I have some repair shop experience, and in my experience, a massive bottleneck in repairing truly complex devices is diagnostics. Often, things are "repaired" by swapping large components until the issue goes away, because diagnosing issues in any more detail is more of an arcane art than something you can teach an average technician to do.
And I can't help but think: what would a cutting edge "CLI ninja" LLM like Claude be able to do if given access to a diagnostic interface that exposes all the logs and sensor readings, a list of known common issues and faults, and a full technical reference manual?
So try it. Ask claude to call the tool that tails the diagnostics/logs. For some languages, like in android or C#, simply running the application generates a ton of logs, never mind on OS level, which has more low-level stuff. Claude reads through it really well and can find bugs for you. You can tell it what you are looking for, tell it a common/correct set of data or expectations, so it can compare it to what it finds in the logs. It solved an issue for me in 2 minutes that I wasn't able to solve in a couple of months. Basically anything you can run and see output for in the terminal, claude can do the same and analyse it at the same time.
For many cases, I'd have to build the tooling first. For many more, the vendor would have to build the tooling into their products first.
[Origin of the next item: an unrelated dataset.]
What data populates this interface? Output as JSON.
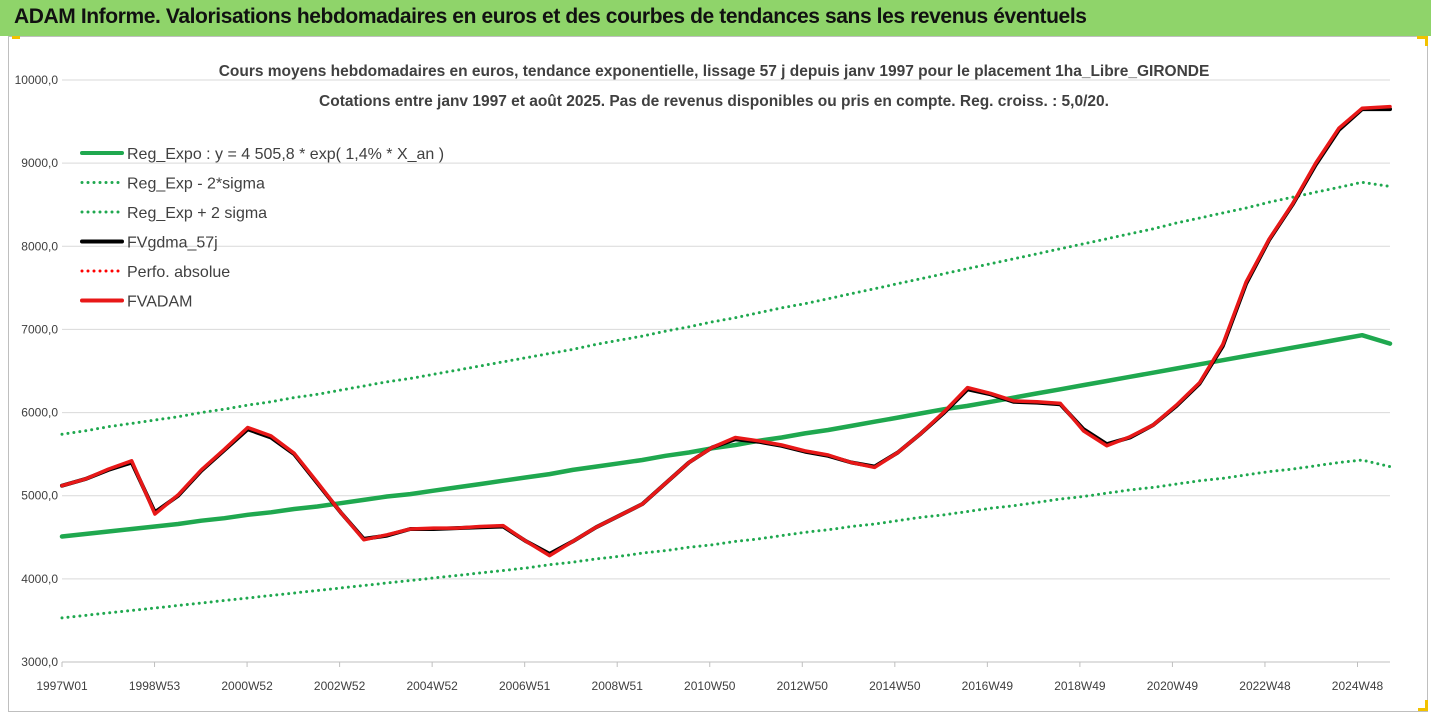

Cars have the somewhat standardized OBD ports that you could pry the necessary data out from, but industrial robots or vending machines or smartphones? They sure don't.
But what inspires this line of inquiry is exactly the kind of success I had just feeding random error logs to AI and letting it sift through them for clues. It doesn't always work, but it works just often enough to make me wonder about the broader use cases.
Ah, would you have to build it or would "you" (an AI) have to build it.
Similar thing happened to me when it busted out the AWS CLI and figured out a problem with my terraform.
This is also a fantastic way for someone to learn the principle of least privilege by setting up a very strict IAM profile for the agent to use without the risk of nuking the system.
Yes, and on top of this, having MCP servers that can reference AWS docs and terraform provider docs has been a godsend
All GUI apps are different, each being unhappy in its own way. Moated fiefdoms they are, scattered within the boundaries of their operating system. CLI is a common ground, an integration plaza where the peers meet, streams flow and signals are exchanged. No commitment needs to be made to enter this information bazaar. The closest analog in the GUI world is Smalltalk, but again - you need to pledge your allegiance before entering one.
We have systems for highly interoperable and compostable GUI applications - think NextSTEP or, modern day, dbus, to a lesser extent.
Really, GUIs can be formed of a public API with graphics slapped on top. They usually aren't, but they can be.
I weep for what happened to AppKit/Cocoa
Just because it says compostable on the container doesn't mean it will actually break down in a reasonable amount of time on your home compost heap, or that they don't leach some environmentally harmful chemicals in the process.
Many modern web apps are just APIs with a browser GUI.
I'd say ROS (Robot Operating System) is the closest to this ideal.
> Moated fiefdoms they are, scattered within the boundaries of their operating system.
Yet highly preferred over CLI applications to the common end user.
CLI-only would have stunted the growth of computing.
I'd love something like the Emacs approach. Multi-UI's. Graphical, but with an M-x (or anything else) command line prompt in order to do UI tasks scriptable, from within the application or from the outside.
Apple ShortCuts and AppleScript integration is also cool.